Sandıktan birer oy çıkarmak için
Mührü kendimize ismimize basmalıyız.
Bak, yalnız antika taşlar
Damgalar kaderimizi.
Bin yılda bu kadar yıkılmışlığı evimizin,
Bir günde başımıza çökme ihtimali…
Söylenebilirdi bunlar
Ama yıllardır bu konuda tek laf etmemişlerdi.
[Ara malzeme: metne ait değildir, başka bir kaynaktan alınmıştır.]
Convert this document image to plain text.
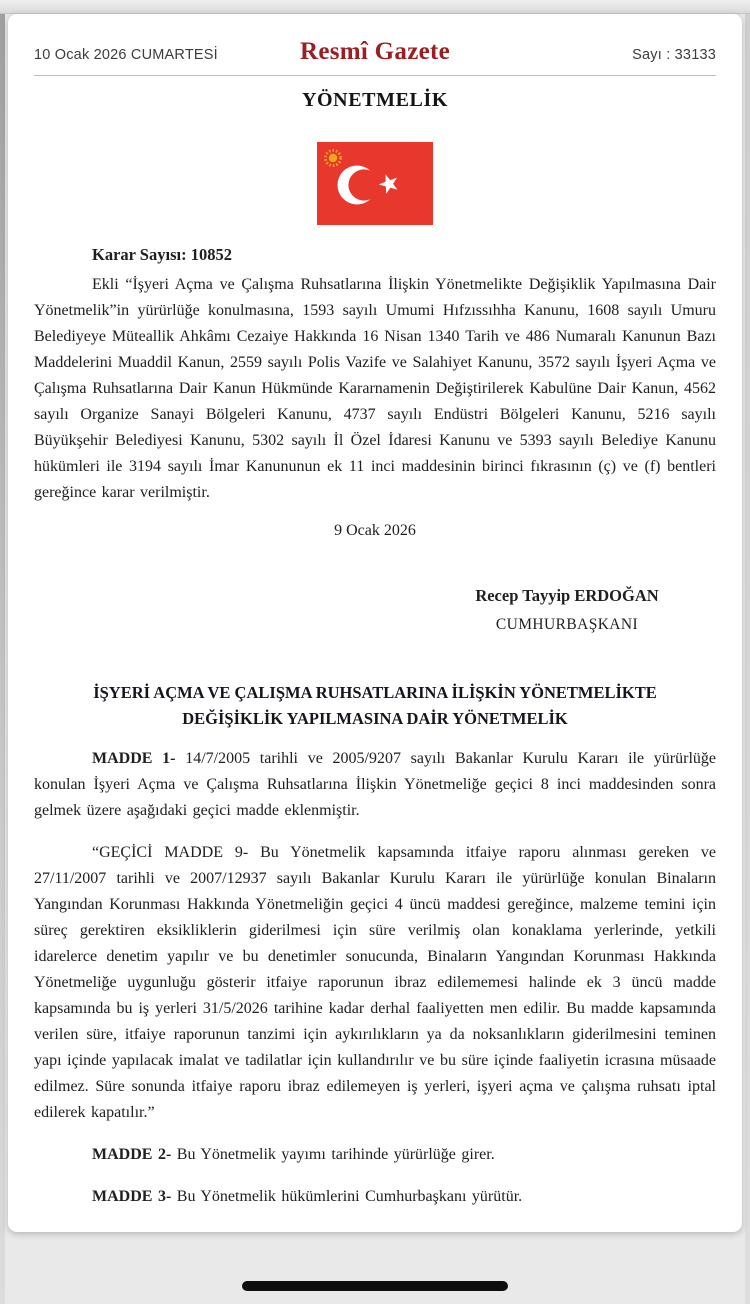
10 Ocak 2026 CUMARTESİ	Resmî Gazete	Sayı : 33133
YÖNETMELİK
Karar Sayısı: 10852

Ekli “İşyeri Açma ve Çalışma Ruhsatlarına İlişkin Yönetmelikte Değişiklik Yapılmasına Dair Yönetmelik”in yürürlüğe konulmasına, 1593 sayılı Umumi Hıfzıssıhha Kanunu, 1608 sayılı Umuru Belediyeye Müteallik Ahkâmı Cezaiye Hakkında 16 Nisan 1340 Tarih ve 486 Numaralı Kanunun Bazı Maddelerini Muaddil Kanun, 2559 sayılı Polis Vazife ve Salahiyet Kanunu, 3572 sayılı İşyeri Açma ve Çalışma Ruhsatlarına Dair Kanun Hükmünde Kararnamenin Değiştirilerek Kabulüne Dair Kanun, 4562 sayılı Organize Sanayi Bölgeleri Kanunu, 4737 sayılı Endüstri Bölgeleri Kanunu, 5216 sayılı Büyükşehir Belediyesi Kanunu, 5302 sayılı İl Özel İdaresi Kanunu ve 5393 sayılı Belediye Kanunu hükümleri ile 3194 sayılı İmar Kanununun ek 11 inci maddesinin birinci fıkrasının (ç) ve (f) bentleri gereğince karar verilmiştir.

9 Ocak 2026
Recep Tayyip ERDOĞAN
CUMHURBAŞKANI
İŞYERİ AÇMA VE ÇALIŞMA RUHSATLARINA İLİŞKİN YÖNETMELİKTE
DEĞİŞİKLİK YAPILMASINA DAİR YÖNETMELİK

MADDE 1- 14/7/2005 tarihli ve 2005/9207 sayılı Bakanlar Kurulu Kararı ile yürürlüğe konulan İşyeri Açma ve Çalışma Ruhsatlarına İlişkin Yönetmeliğe geçici 8 inci maddesinden sonra gelmek üzere aşağıdaki geçici madde eklenmiştir.

“GEÇİCİ MADDE 9- Bu Yönetmelik kapsamında itfaiye raporu alınması gereken ve 27/11/2007 tarihli ve 2007/12937 sayılı Bakanlar Kurulu Kararı ile yürürlüğe konulan Binaların Yangından Korunması Hakkında Yönetmeliğin geçici 4 üncü maddesi gereğince, malzeme temini için süreç gerektiren eksikliklerin giderilmesi için süre verilmiş olan konaklama yerlerinde, yetkili idarelerce denetim yapılır ve bu denetimler sonucunda, Binaların Yangından Korunması Hakkında Yönetmeliğe uygunluğu gösterir itfaiye raporunun ibraz edilememesi halinde ek 3 üncü madde kapsamında bu iş yerleri 31/5/2026 tarihine kadar derhal faaliyetten men edilir. Bu madde kapsamında verilen süre, itfaiye raporunun tanzimi için aykırılıkların ya da noksanlıkların giderilmesini teminen yapı içinde yapılacak imalat ve tadilatlar için kullandırılır ve bu süre içinde faaliyetin icrasına müsaade edilmez. Süre sonunda itfaiye raporu ibraz edilemeyen iş yerleri, işyeri açma ve çalışma ruhsatı iptal edilerek kapatılır.”

MADDE 2- Bu Yönetmelik yayımı tarihinde yürürlüğe girer.

MADDE 3- Bu Yönetmelik hükümlerini Cumhurbaşkanı yürütür.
Belli belirsiz, geçmişe bakma, dedi sağdaki,
Mevzu derin.
Lüzumluysa icabına bakılır
Diğer serserilerin.
Elim bıçakta, on yıldır,
Avlusu geniş yatakları dar
Bu eve gömülmeyi bekledim.
Güneşin, aldanmamak lazım parlaklığına,
Bugün hava serin.
Çünkü bileklerimde aranmalıdır
Benim bütün kederim.
Bileklerimdedir çünkü on yıl hiç konuşmayarak
Kederi bileklerime ben ekledim.
Besbelli gülüverdi diğeri,
Dedi, imza L. Cohen ama rahat ol
Ben wee Scottish mannie.
Sigaraları yoktu erkendir beri,
İstemeksizin düşündüler:
İlk kim kalkıp gider de
Döner sözünden geri?
Kalkar kalkmaz
Sormaya başlayacaktı birileri:
Neden peki, neden bu saate kadar
Gitmemişlerdi?
Havada bulut,
Şemalinde av tedirginliği…
Neden evi terk etmediler, diye sormak,
Bacağından sakatlanmış
Bu tarz tedirginliklerin
Nedenini bilmeye çalışmaya benzerdi.
Bir avdı bu, ki niyeti her av kadar manalı,
Bir avdı dökülecek kanın
Dökülüşü kadar manasız macerası.
Tek satır yazılamadı,
Bekledi durdu pullar çekmecelerde.
Yalnız anılarda kaldı sağlar,
Aç karnına İskoçya’ya varılamazdı.
Durmaktaydı orda işte
Bir bıçak olarak hayatları,
Ve hayat olarak körelişi o bıçağın…
Amerikan sigarasının pakedi
Yerde yenik, uzanmış,
Oturuyorlardı ve oturacaklardı.
Oturuyorlardı ve oturacaklardı.
Oturuyorlardı… Yalnız… Oturuyorlardı.
Furkan Çolak
* Ah evet, hemen şimdi!
** Çok güçlüyüm, ben küçük İskoç adam.